Con mutilazione genitale femminile (MGF) si intende la rimozione parziale o totale dei genitali esterni delle donne, solitamente eseguita in quanto frutto di norme culturali vigenti nella comunità di appartenenza. Sono forme di violenza di genere e costituiscono una violazione dei diritti umani.

«Sono sempre di più i ragazzi che proteggono le proprie sorelle, strappandole al pericolo della circoncisione» aggiunge Kaiseyie. Per cambiare una tradizione è necessario cambiare il pensiero di chi la porta avanti da secoli. Ridefinire il valore della donna è fondamentale per avviare un percorso di trasformazione che conduca alla presa di coscienza. Nel mondo ci sono almeno 200 milioni di donne e bambine che hanno subito mutilazioni genitali e di queste 44 milioni sono state sottoposte alla circoncisione prima del loro quattordicesimo compleanno. Si stima che ogni anno 3,9 milioni di ragazze siano a rischio.
Sono pratiche diffuse soprattutto nell’Africa sub-sahariana e negli Stati Arabi, secondo Unicef in alcuni Stati del Corno d’Africa – come la Somalia, l’Eritrea ed il Gibuti – toccano il 90% della popolazione femminile, ma sono frequenti anche in alcuni paesi dell’Asia, dell’Europa orientale e dell’America Latina.

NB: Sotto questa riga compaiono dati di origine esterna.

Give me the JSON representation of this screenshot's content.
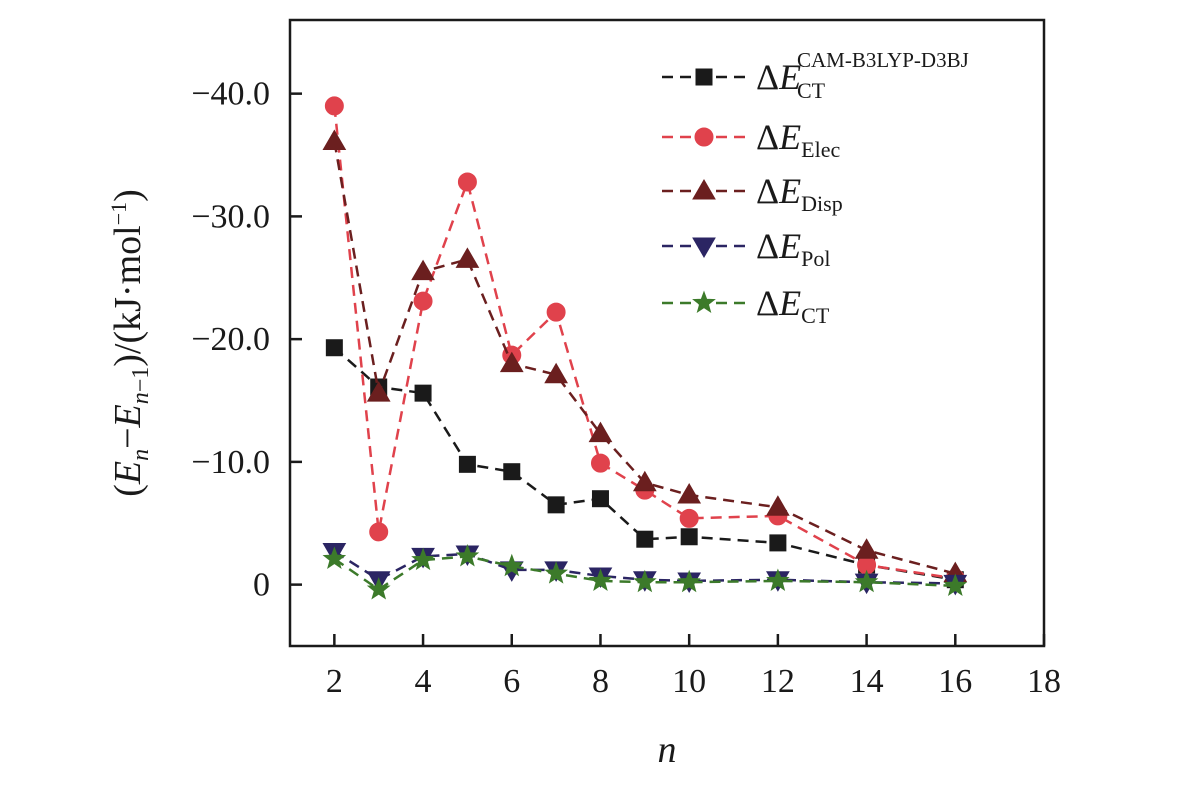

In Italia, un’indagine del 2016 effettuata dall’Università degli Studi Bicocca di Milano, stima che ci siano tra le 60 mila ed 80 mila donne straniere che hanno subito una mutilazione genitale. «E’ una violenza che calpesta i diritti di bambine e giovani donne» ha affermato la sottosegretaria alla Salute Sandra Zampa durante la conferenza nazionale sulla salute globale per la tutela delle donne in occasione della giornata mondiale contro la mutilazione genitale femminile che si celebra ogni anno, il 6 febbraio. Le MGF sono dolorose ed umilianti. Causano conseguenze gravi ed irreversibili alla salute delle donne, sia a breve sia a lungo termine, sia fisiche – come cisti, accessi, maggiore vulnerabilità all’HIV, all’epatite e ad altre malattie veicolate dal sangue, infertilità, incontinenza, maggiore rischio di mortalità materna durante il travaglio ed il parto – sia psicologiche.

Le MGF solitamente vengono praticate per ridurre la sessualità femminile o come rito di iniziazione delle adolescenti all’età adulta. In alcune culture si pensa che i genitali femminili possano essere portatori di infezioni e quindi debbano essere recisi o che la loro mutilazione possa favorire la fertilità della donna e la sopravvivenza del bambino. Per altri è una pratica religiosa prevista dal Corano. In realtà le mutilazioni genitali femminili sono una palese e grave violazione dei diritti umani.